Soy products have been shown to be effective in lowering total cholesterol levels, according to recent studies. But it is also impossible to sort out with tofu and bean curd: phytoestrogens in the composition can affect the natural hormonal background of the body.

Vegetables

How without them! Fiber, antioxidants, total absence of fats are exactly what makes them as beneficial to health as possible. In particular, it is advised to eat more eggplants, carrots, even potatoes: they have a lot of pectin and soluble fiber.

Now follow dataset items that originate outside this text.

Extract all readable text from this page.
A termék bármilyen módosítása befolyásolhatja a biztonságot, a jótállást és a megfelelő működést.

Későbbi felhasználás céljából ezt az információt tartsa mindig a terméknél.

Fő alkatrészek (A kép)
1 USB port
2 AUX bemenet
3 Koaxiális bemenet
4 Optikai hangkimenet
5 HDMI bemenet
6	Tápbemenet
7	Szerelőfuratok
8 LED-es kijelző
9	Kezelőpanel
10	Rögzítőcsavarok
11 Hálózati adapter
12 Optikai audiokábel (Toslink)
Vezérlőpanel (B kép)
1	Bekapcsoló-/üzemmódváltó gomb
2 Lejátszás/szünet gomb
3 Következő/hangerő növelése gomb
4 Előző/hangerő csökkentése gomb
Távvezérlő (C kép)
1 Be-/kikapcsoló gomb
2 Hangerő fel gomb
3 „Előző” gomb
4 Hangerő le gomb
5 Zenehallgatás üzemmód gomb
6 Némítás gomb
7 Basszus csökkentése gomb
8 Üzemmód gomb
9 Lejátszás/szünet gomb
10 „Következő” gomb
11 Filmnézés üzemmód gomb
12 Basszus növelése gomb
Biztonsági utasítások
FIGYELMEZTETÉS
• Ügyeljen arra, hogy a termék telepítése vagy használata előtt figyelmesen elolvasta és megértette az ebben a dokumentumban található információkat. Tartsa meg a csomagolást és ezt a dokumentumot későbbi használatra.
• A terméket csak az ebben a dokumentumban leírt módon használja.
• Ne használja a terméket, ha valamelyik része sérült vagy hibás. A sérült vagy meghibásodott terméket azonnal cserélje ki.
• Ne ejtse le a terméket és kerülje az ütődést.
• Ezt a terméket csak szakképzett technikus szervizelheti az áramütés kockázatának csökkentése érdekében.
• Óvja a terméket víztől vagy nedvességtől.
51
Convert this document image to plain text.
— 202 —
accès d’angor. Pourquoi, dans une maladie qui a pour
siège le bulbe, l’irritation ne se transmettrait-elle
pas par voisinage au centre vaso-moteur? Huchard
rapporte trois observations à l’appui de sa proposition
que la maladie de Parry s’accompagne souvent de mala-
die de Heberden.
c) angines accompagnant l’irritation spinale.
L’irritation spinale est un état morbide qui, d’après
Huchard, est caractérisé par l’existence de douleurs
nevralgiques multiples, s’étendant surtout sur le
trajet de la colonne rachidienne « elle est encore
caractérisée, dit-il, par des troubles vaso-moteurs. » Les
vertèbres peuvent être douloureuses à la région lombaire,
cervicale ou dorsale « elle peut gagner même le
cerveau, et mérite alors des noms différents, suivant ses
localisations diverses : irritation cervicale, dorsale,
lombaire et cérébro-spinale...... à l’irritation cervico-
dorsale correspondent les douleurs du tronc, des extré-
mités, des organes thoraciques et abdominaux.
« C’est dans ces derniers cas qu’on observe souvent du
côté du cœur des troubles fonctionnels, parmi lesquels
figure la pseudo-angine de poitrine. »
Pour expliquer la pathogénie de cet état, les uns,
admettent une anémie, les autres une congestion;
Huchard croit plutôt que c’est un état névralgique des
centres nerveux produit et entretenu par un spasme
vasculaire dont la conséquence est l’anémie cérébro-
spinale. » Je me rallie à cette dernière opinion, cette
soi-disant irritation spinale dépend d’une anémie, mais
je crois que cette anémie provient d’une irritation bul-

But remember the method of preparation: vegetables are good stewed, baked and fresh, not fried.

Tea

Both green, black, and white tea have many beneficial properties. Their main beneficial constituents are catechins and quercetin. The first helps to regulate blood pressure and suppresses the absorption of cholesterol, prevents blood clots. The second improves the function of the blood vessels.

Leafy greens

Cabbage and spinach – nothing supernatural. They contain carotenoids, antioxidants that help reduce the risk of heart disease. In addition, greens help start the processes in the body, due to which cholesterol levels are reduced.

Olive oil

Of course, unrefined. Its benefits were proven in a study in which elderly people at risk for cardiovascular diseases received 60 ml of olive oil per day every day. Five years later, it was concluded that those who regularly ate olive oil had a 30 percent lower risk of heart attacks and strokes than those who did not. The whole thing turned out to be in fatty acids and polyphenols, which olive oil contains in excess – they help to lower “bad” cholesterol and reduce inflammation in the body.